It's all still sugar

Moved by this story on Crop To Cuisine, which recaps recent maneuvering on the "corn sugar" battlefield, I renew my support for the Corn Refiners Association bid to rebrand its high fructose corn syrup.

 

Yes, I'm being redundant, but I am so rarely on that side that I'm indulging the sensation. The refiners seek the change because HFCS has won such a villainous reputation that some products are now promoted as having "real" sugar instead.

It is not good when marketers are selling their product by crowing that they left out your product.

One reason that HFCS has fallen in public opinion is that its introduction into the market in the '70s roughly coincides with the obesity explosion. One could easily conclude that it was HFCS's fault.

But an equally valid conclusion is that because HFCS was so much cheaper, sweetening anything became more economical. So that's what manufacturers did — they sweetened practically everything: bread, meats, nuts, salad dressings, cereals, etcetera forever.

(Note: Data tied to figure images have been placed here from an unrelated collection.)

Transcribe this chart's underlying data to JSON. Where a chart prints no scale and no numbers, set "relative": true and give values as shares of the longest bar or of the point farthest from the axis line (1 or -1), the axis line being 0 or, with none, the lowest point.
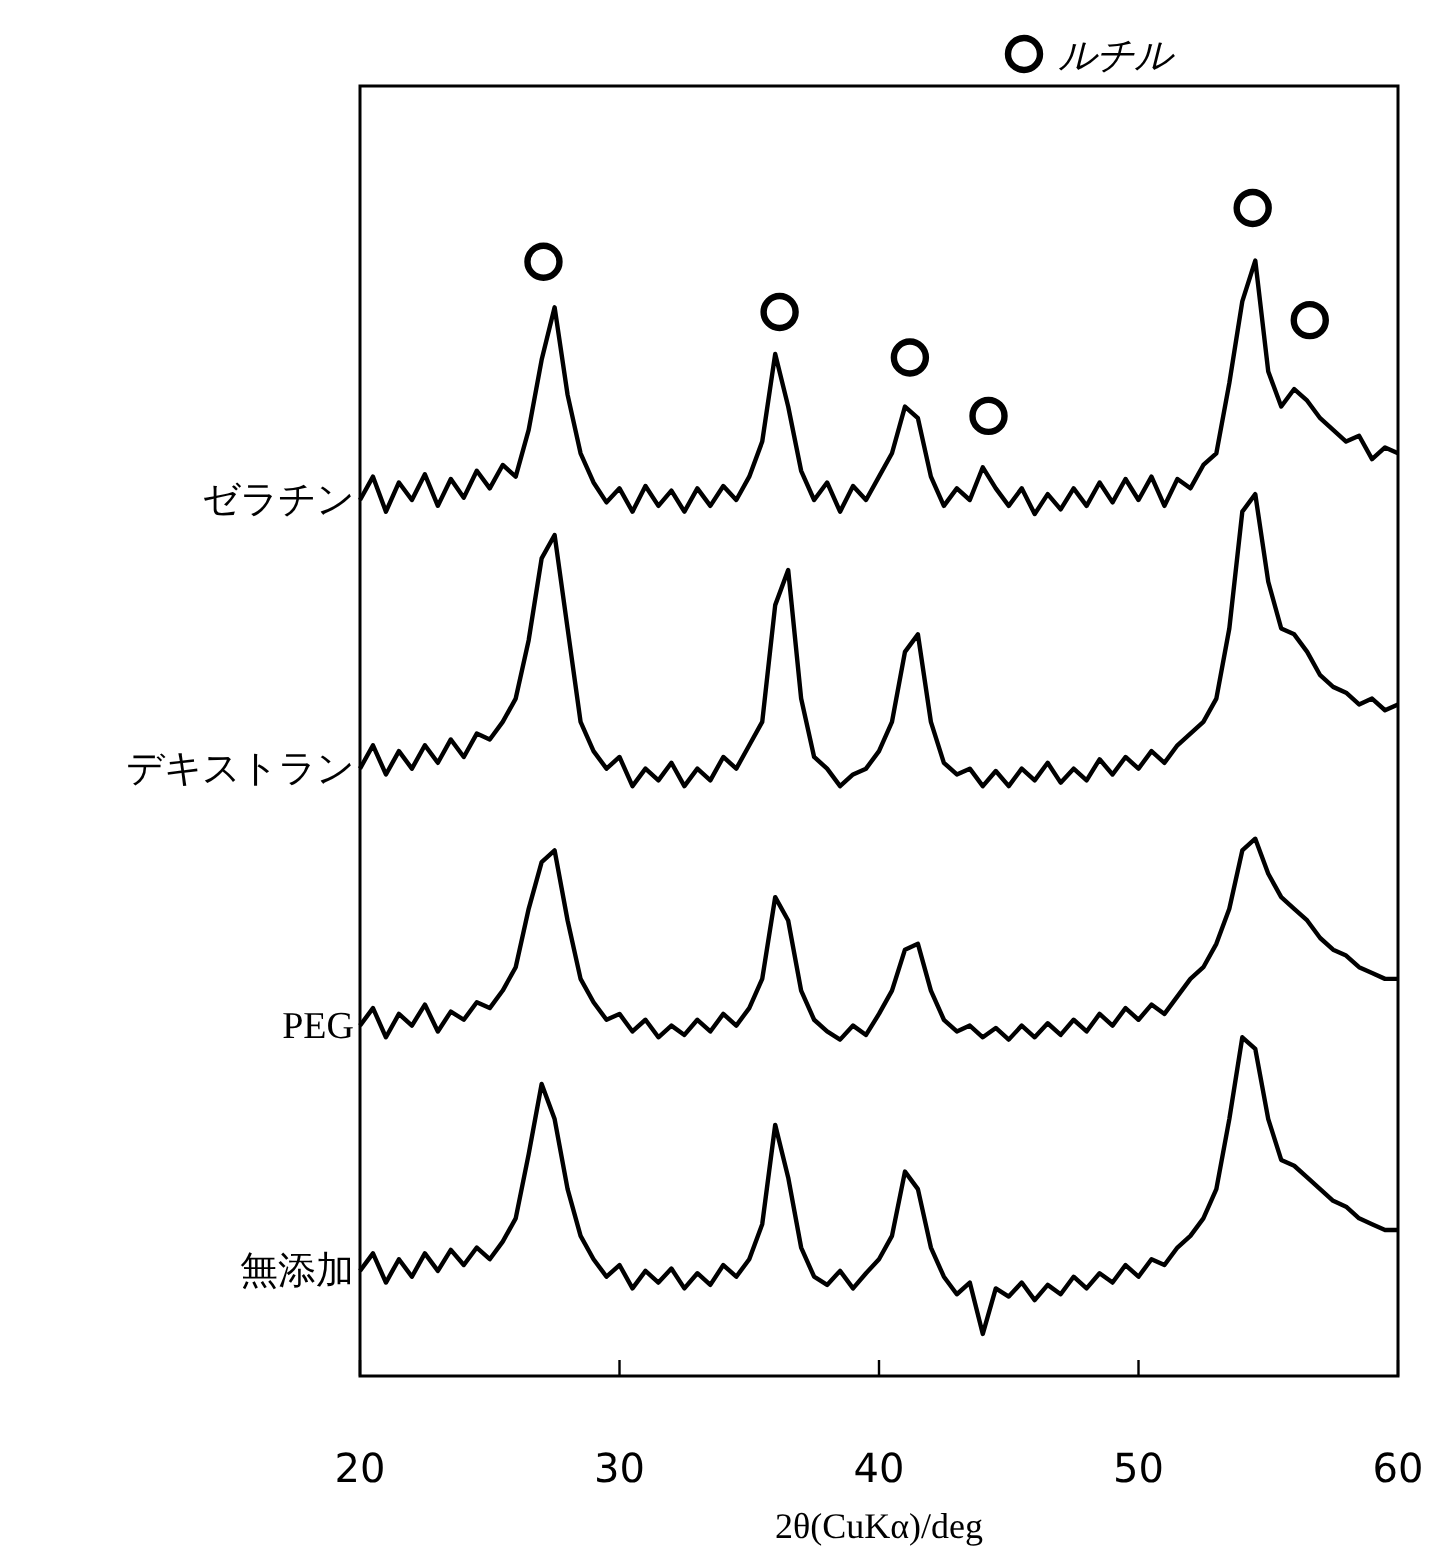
{
  "chart_data": {
    "type": "line",
    "xlabel": "2θ(CuKα)/deg",
    "relative": true,
    "xlim": [
      20,
      60
    ],
    "xticks": [
      20,
      30,
      40,
      50,
      60
    ],
    "legend": "top right",
    "x": [
      20,
      20.5,
      21,
      21.5,
      22,
      22.5,
      23,
      23.5,
      24,
      24.5,
      25,
      25.5,
      26,
      26.5,
      27,
      27.5,
      28,
      28.5,
      29,
      29.5,
      30,
      30.5,
      31,
      31.5,
      32,
      32.5,
      33,
      33.5,
      34,
      34.5,
      35,
      35.5,
      36,
      36.5,
      37,
      37.5,
      38,
      38.5,
      39,
      39.5,
      40,
      40.5,
      41,
      41.5,
      42,
      42.5,
      43,
      43.5,
      44,
      44.5,
      45,
      45.5,
      46,
      46.5,
      47,
      47.5,
      48,
      48.5,
      49,
      49.5,
      50,
      50.5,
      51,
      51.5,
      52,
      52.5,
      53,
      53.5,
      54,
      54.5,
      55,
      55.5,
      56,
      56.5,
      57,
      57.5,
      58,
      58.5,
      59,
      59.5,
      60
    ],
    "series": [
      {
        "name": "ゼラチン",
        "color": "#000000",
        "values": [
          0.75,
          0.77,
          0.74,
          0.765,
          0.75,
          0.772,
          0.745,
          0.768,
          0.752,
          0.775,
          0.76,
          0.78,
          0.77,
          0.81,
          0.87,
          0.915,
          0.84,
          0.79,
          0.765,
          0.748,
          0.76,
          0.74,
          0.762,
          0.745,
          0.758,
          0.74,
          0.76,
          0.745,
          0.762,
          0.75,
          0.77,
          0.8,
          0.875,
          0.83,
          0.775,
          0.75,
          0.765,
          0.74,
          0.762,
          0.75,
          0.77,
          0.79,
          0.83,
          0.82,
          0.77,
          0.745,
          0.76,
          0.75,
          0.778,
          0.76,
          0.745,
          0.76,
          0.738,
          0.755,
          0.742,
          0.76,
          0.745,
          0.765,
          0.748,
          0.768,
          0.75,
          0.77,
          0.745,
          0.768,
          0.76,
          0.78,
          0.79,
          0.85,
          0.92,
          0.955,
          0.86,
          0.83,
          0.845,
          0.835,
          0.82,
          0.81,
          0.8,
          0.805,
          0.785,
          0.795,
          0.79
        ]
      },
      {
        "name": "デキストラン",
        "color": "#000000",
        "values": [
          0.52,
          0.54,
          0.515,
          0.535,
          0.52,
          0.54,
          0.525,
          0.545,
          0.53,
          0.55,
          0.545,
          0.56,
          0.58,
          0.63,
          0.7,
          0.72,
          0.64,
          0.56,
          0.535,
          0.52,
          0.53,
          0.505,
          0.52,
          0.51,
          0.525,
          0.505,
          0.52,
          0.51,
          0.53,
          0.52,
          0.54,
          0.56,
          0.66,
          0.69,
          0.58,
          0.53,
          0.52,
          0.505,
          0.515,
          0.52,
          0.535,
          0.56,
          0.62,
          0.635,
          0.56,
          0.525,
          0.515,
          0.52,
          0.505,
          0.518,
          0.505,
          0.52,
          0.51,
          0.525,
          0.508,
          0.52,
          0.51,
          0.528,
          0.515,
          0.53,
          0.52,
          0.535,
          0.525,
          0.54,
          0.55,
          0.56,
          0.58,
          0.64,
          0.74,
          0.755,
          0.68,
          0.64,
          0.635,
          0.62,
          0.6,
          0.59,
          0.585,
          0.575,
          0.58,
          0.57,
          0.575
        ]
      },
      {
        "name": "PEG",
        "color": "#000000",
        "values": [
          0.3,
          0.315,
          0.29,
          0.31,
          0.3,
          0.318,
          0.295,
          0.312,
          0.305,
          0.32,
          0.315,
          0.33,
          0.35,
          0.4,
          0.44,
          0.45,
          0.39,
          0.34,
          0.32,
          0.305,
          0.31,
          0.295,
          0.305,
          0.29,
          0.3,
          0.292,
          0.305,
          0.295,
          0.31,
          0.3,
          0.315,
          0.34,
          0.41,
          0.39,
          0.33,
          0.305,
          0.295,
          0.288,
          0.3,
          0.292,
          0.31,
          0.33,
          0.365,
          0.37,
          0.33,
          0.305,
          0.295,
          0.3,
          0.29,
          0.298,
          0.288,
          0.3,
          0.29,
          0.302,
          0.292,
          0.305,
          0.295,
          0.31,
          0.3,
          0.315,
          0.305,
          0.318,
          0.31,
          0.325,
          0.34,
          0.35,
          0.37,
          0.4,
          0.45,
          0.46,
          0.43,
          0.41,
          0.4,
          0.39,
          0.375,
          0.365,
          0.36,
          0.35,
          0.345,
          0.34,
          0.34
        ]
      },
      {
        "name": "無添加",
        "color": "#000000",
        "values": [
          0.09,
          0.105,
          0.08,
          0.1,
          0.085,
          0.105,
          0.09,
          0.108,
          0.095,
          0.11,
          0.1,
          0.115,
          0.135,
          0.19,
          0.25,
          0.22,
          0.16,
          0.12,
          0.1,
          0.085,
          0.095,
          0.075,
          0.09,
          0.08,
          0.092,
          0.075,
          0.088,
          0.078,
          0.095,
          0.085,
          0.1,
          0.13,
          0.215,
          0.17,
          0.11,
          0.085,
          0.078,
          0.09,
          0.075,
          0.088,
          0.1,
          0.12,
          0.175,
          0.16,
          0.11,
          0.085,
          0.07,
          0.08,
          0.036,
          0.075,
          0.068,
          0.08,
          0.065,
          0.078,
          0.07,
          0.085,
          0.075,
          0.088,
          0.08,
          0.095,
          0.085,
          0.1,
          0.095,
          0.11,
          0.12,
          0.135,
          0.16,
          0.22,
          0.29,
          0.28,
          0.22,
          0.185,
          0.18,
          0.17,
          0.16,
          0.15,
          0.145,
          0.135,
          0.13,
          0.125,
          0.125
        ]
      },
      {
        "name": "ルチル",
        "type": "scatter",
        "marker": "circle",
        "color": "#000000",
        "x": [
          27.07,
          36.17,
          41.19,
          44.22,
          54.4,
          56.6
        ],
        "values": [
          0.954,
          0.911,
          0.872,
          0.822,
          1,
          0.904
        ]
      }
    ]
  }
}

So it wasn't the chemical structure of HFCS that brought obesity, it was its economics. Regardless, we got the obesity epidemic.

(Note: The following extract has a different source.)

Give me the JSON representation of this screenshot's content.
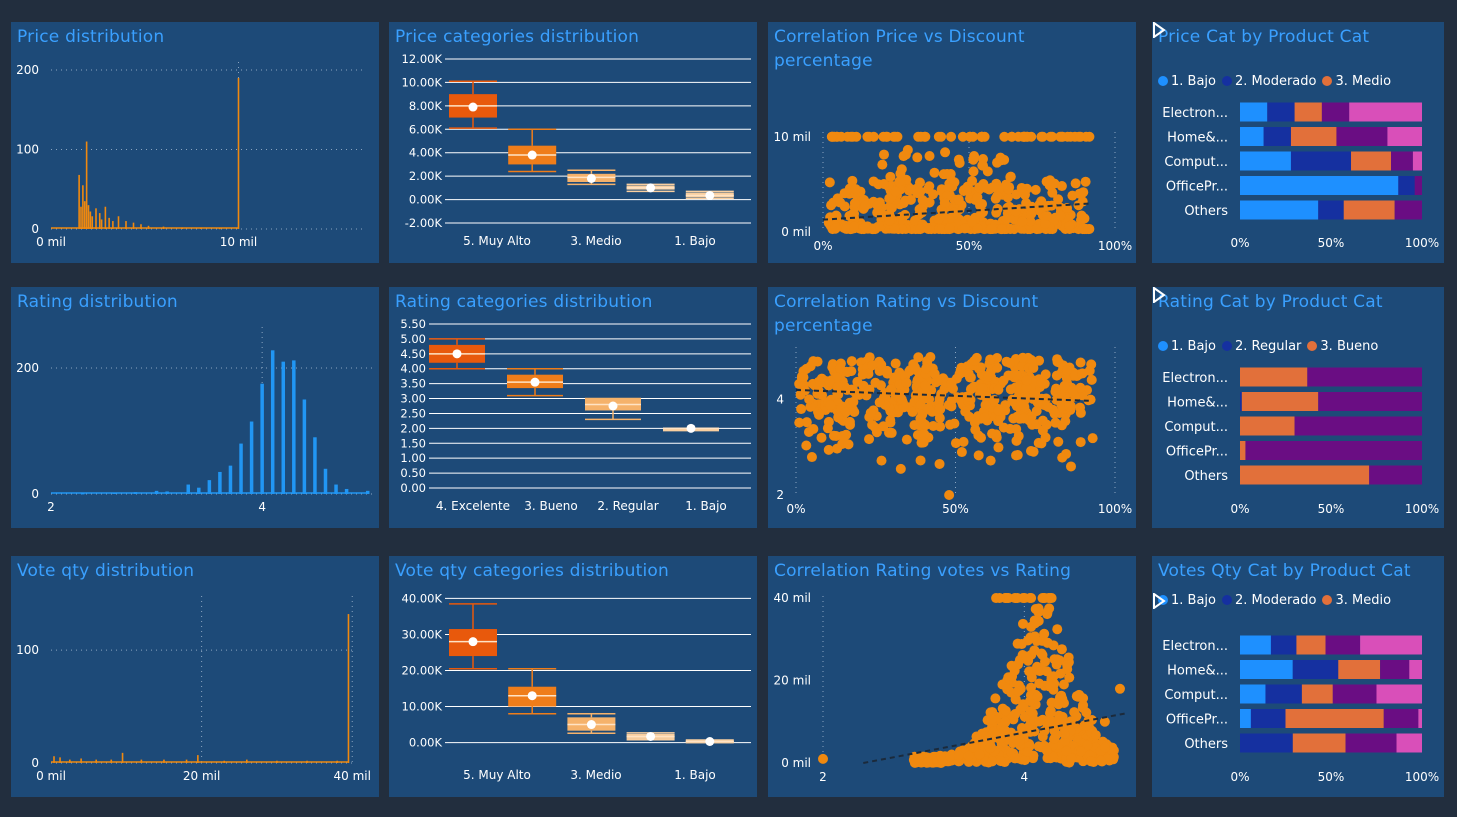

The much commented-on New York Times Magazine story by Gary Taubes — say what you will, he does draw a crowd — argues that HFCS and other refined sugars (beets and cane are the two most common sources) — are essentially the same, and that the public issue we're facing isn't one or the other, but either.

That, of course, is where I'd already come down. How can the addition of lots of sugar to our diets not have a large — even an obese — effect?